Pesquise neste blog

sexta-feira, 14 de maio de 2010

Precisamos desconstruir o conceito de família - Texto revisto e atualizado

A afirmação de que o cenário da violência doméstica é um desalento à crença na família que, em quatro paredes, se ama e se respeita não pretende excluir o afeto amoroso e incondicional. 


A intenção é ainda incluir uma outra realidade vigente nas famílias a coexistência de investimento afetivo e a ruptura de vínculos ao longo das gerações.


A violência doméstica aparece em todas as camadas sociais em diferentes momentos históricos, mas nas camadas populares ela se torna pública em virtude da denúncia e do decorrente acompanhamento ou intervenção dos órgãos públicos. 


As camadas altas da sociedade mantêm o anonimato e compram a discrição através dos atendimentos particulares, quando o fazem.


O tema violência doméstica é contundente em dois âmbitos principais, desde sua definição, em que os limites que vão do tapinha ao espancamento são controversos, até os parâmetros éticos e pedagógicos sobre castigos e punições físicas, que agregam pesquisadores de diferentes influências. 


Quiçá existam outras formas de se pensar a violência física que incluam ainda o entendimento do uso do corpo, esse corpo violento que usurpa o lugar do outro, mas que também tenta se aproximar do outro, marcar o outro e não apenas machucá-lo.
É preciso desconstruir o conceito e pesquisar a família, o que implica questionar fórmulas prontas de análise e descobrir as sutilezas dos discursos dos personagens que compõem os agrupamentos familiares. 


A atenção e o investimento de pesquisadores sobre as organizações familiares alertam para a prevenção do abandono de crianças, da institucionalização infantil e do rompimento de relações afetivas desgastadas, mas, na maior parte dos episódios verificados, passíveis de serem reconstruídas e trabalhadas.

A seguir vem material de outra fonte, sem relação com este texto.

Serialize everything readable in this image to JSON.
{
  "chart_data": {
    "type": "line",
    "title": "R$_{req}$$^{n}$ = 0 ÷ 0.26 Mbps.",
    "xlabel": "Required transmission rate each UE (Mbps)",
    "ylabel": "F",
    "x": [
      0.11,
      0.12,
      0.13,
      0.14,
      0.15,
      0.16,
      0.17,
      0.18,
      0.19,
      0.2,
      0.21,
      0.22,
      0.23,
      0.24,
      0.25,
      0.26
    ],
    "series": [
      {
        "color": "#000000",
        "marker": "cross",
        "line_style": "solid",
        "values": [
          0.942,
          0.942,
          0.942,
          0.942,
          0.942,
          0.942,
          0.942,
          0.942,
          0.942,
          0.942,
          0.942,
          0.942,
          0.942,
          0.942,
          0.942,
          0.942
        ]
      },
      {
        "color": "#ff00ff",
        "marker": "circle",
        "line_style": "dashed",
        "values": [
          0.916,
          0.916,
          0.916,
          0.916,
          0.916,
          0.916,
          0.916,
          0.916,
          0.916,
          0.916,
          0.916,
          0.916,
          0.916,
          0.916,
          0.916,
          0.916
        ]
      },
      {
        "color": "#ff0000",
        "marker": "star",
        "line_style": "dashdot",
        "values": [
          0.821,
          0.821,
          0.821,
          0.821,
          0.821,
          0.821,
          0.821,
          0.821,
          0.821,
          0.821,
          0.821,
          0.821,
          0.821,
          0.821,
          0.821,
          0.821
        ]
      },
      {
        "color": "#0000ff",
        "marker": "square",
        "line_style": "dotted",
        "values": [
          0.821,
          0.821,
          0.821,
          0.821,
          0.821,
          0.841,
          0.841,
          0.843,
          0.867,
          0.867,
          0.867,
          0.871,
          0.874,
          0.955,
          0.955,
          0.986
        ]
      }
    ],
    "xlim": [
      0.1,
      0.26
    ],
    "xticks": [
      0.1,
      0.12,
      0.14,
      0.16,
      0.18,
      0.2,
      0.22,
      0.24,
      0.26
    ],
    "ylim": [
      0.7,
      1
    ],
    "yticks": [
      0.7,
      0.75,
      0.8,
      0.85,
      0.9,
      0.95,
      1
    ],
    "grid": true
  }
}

A origem etimológica da palavra família denota conotações instigantes quanto às suas derivações sociais. Família, do vocábulo latino famulus, significa servo ou escravo, do que se entende que primitivamente a família era considerada um conjunto de servos ou criados de uma pessoa. 


Com a selvageria crescente do mundo dos negócios e da política, o homem procura refúgio na família; entretanto ela aparece gradativamente mais frágil e incapaz de acolher esse sujeito carente. 

A partir daí, a análise do ciclo de vida familiar permite acompanhar o movimento dos membros da família e as posições sociais que são ocupadas nesse processo.


As milhares de famílias sem terra, sem casa, sem trabalho, sem alimento enfrentam situações diárias que ameaçam não só seus corpos - território último do despossuído - mas, simultaneamente, seus vínculos e subjetividades.


Abordar a família, considerando as peculiaridades que o termo pressupõe, significa repensá-la na ordenação do passado, do presente e do futuro, numa perspectiva circular, estrutural, dialeticamente efetivada na relativização de parâmetros ditos universais. Por fim, nosso estudo qualifica a subjetividade e questões de cunho sociocultural e psicanalítico enquanto complementares na compreensão dos romances familiares.